In the north-eastern Kharkiv region, a 39-year-old civilian man was taken to hospital with wounds as Russian shelling hit two village homes near the embattled town of Kupiansk, governor Oleh Syniehubov reported.
Russian forces have for weeks been pressing an offensive to retake territory near Kupiansk and the nearby town of Lyman.
The governor of Russia’s southern Belgorod region, which borders Ukraine, said on Saturday that Ukrainian forces shelled two of the province’s districts with mortars and grenade launchers the previous day. According to govenor Vyacheslav Gladkov, no civilians were hurt.
These latest strikes come two weeks after another on the same region.
On October 6, the village of Hroza in northeastern Ukraine was hit by a Russian missile, killing 59 people.
Ukraine said a Russian missile hit a cafe in the village in the region as people gathered to mourn a fallen Ukrainian soldier.
Moscow denies targeting civilians in its full-scale invasion, a position it repeated in response to a question at a Kremlin briefing about the strike on Hroza.
The toll from the stroke is one of the highest among civilians in any single Russian strike in nearly 20 months of the war.
Forensic experts worked round the clock for six days to identify the victims.
They needed mobile DNA laboratories to identify 19, and one person – a 60-year-old man – was identified only after 20 body parts were collected, officials said.

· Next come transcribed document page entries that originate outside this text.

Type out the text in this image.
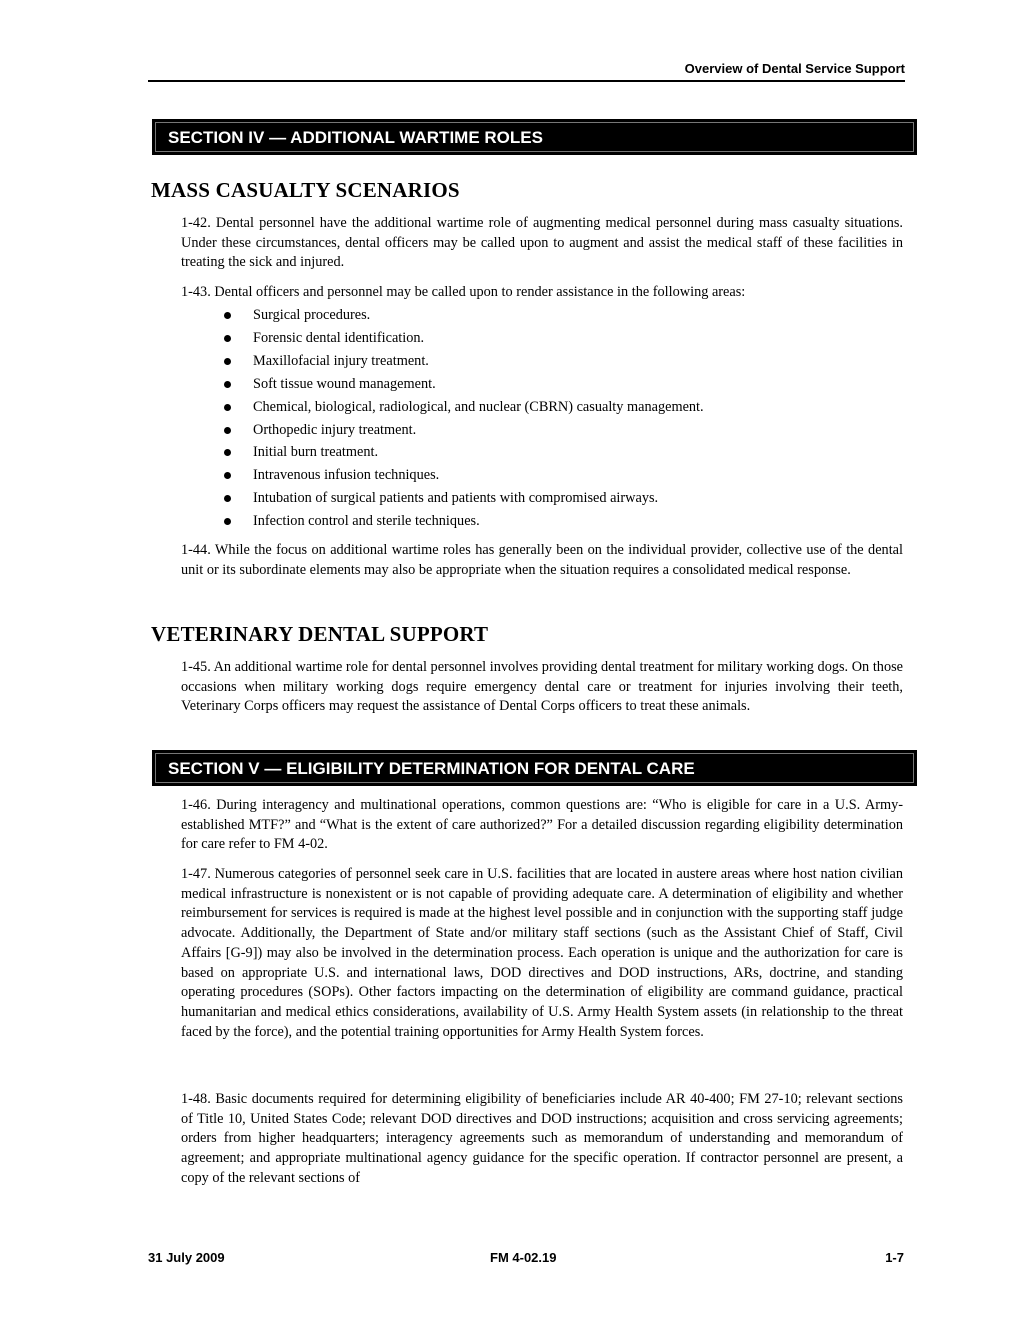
Overview of Dental Service Support
SECTION IV — ADDITIONAL WARTIME ROLES
MASS CASUALTY SCENARIOS
1-42. Dental personnel have the additional wartime role of augmenting medical personnel during mass casualty situations. Under these circumstances, dental officers may be called upon to augment and assist the medical staff of these facilities in treating the sick and injured.
1-43. Dental officers and personnel may be called upon to render assistance in the following areas:
Surgical procedures.
Forensic dental identification.
Maxillofacial injury treatment.
Soft tissue wound management.
Chemical, biological, radiological, and nuclear (CBRN) casualty management.
Orthopedic injury treatment.
Initial burn treatment.
Intravenous infusion techniques.
Intubation of surgical patients and patients with compromised airways.
Infection control and sterile techniques.
1-44. While the focus on additional wartime roles has generally been on the individual provider, collective use of the dental unit or its subordinate elements may also be appropriate when the situation requires a consolidated medical response.
VETERINARY DENTAL SUPPORT
1-45. An additional wartime role for dental personnel involves providing dental treatment for military working dogs. On those occasions when military working dogs require emergency dental care or treatment for injuries involving their teeth, Veterinary Corps officers may request the assistance of Dental Corps officers to treat these animals.
SECTION V — ELIGIBILITY DETERMINATION FOR DENTAL CARE
1-46. During interagency and multinational operations, common questions are: “Who is eligible for care in a U.S. Army-established MTF?” and “What is the extent of care authorized?” For a detailed discussion regarding eligibility determination for care refer to FM 4-02.
1-47. Numerous categories of personnel seek care in U.S. facilities that are located in austere areas where host nation civilian medical infrastructure is nonexistent or is not capable of providing adequate care. A determination of eligibility and whether reimbursement for services is required is made at the highest level possible and in conjunction with the supporting staff judge advocate. Additionally, the Department of State and/or military staff sections (such as the Assistant Chief of Staff, Civil Affairs [G-9]) may also be involved in the determination process. Each operation is unique and the authorization for care is based on appropriate U.S. and international laws, DOD directives and DOD instructions, ARs, doctrine, and standing operating procedures (SOPs). Other factors impacting on the determination of eligibility are command guidance, practical humanitarian and medical ethics considerations, availability of U.S. Army Health System assets (in relationship to the threat faced by the force), and the potential training opportunities for Army Health System forces.
1-48. Basic documents required for determining eligibility of beneficiaries include AR 40-400; FM 27-10; relevant sections of Title 10, United States Code; relevant DOD directives and DOD instructions; acquisition and cross servicing agreements; orders from higher headquarters; interagency agreements such as memorandum of understanding and memorandum of agreement; and appropriate multinational agency guidance for the specific operation. If contractor personnel are present, a copy of the relevant sections of
31 July 2009	FM 4-02.19	1-7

Ukraine’s SBU security service has accused two villagers who it said had fled to Russia of helping guide the missile strike.
Elsewhere, a top Ukrainian presidential adviser reported that four Ukrainian children who were released from Russian captivity on Monday have been reunited with their families.
According to the Telegram post by Andriy Yermak, a 17-year-old girl and three boys aged nine, six and three, were captured by occupying Russian forces in southern and eastern Ukraine.
Mr Yermak said one of the boys was transferred to an orphanage in southern Russia, while another was forcibly taken to Russian-annexed Crimea.
Deportations of Ukrainian children have been a concern since Russia’s invasion of Ukraine in 2022.
The International Criminal Court increased pressure on Moscow when it issued arrest warrants in March for President Vladimir Putin and Russia’s children’s rights commissioner, Maria Lvova-Belova, accusing them of abducting children from Ukraine.
State media in Kremlin-allied Belarus have also published reports on children arriving in the country from Ukraine’s occupied territories, ostensibly to join ‘health recuperation programmes’.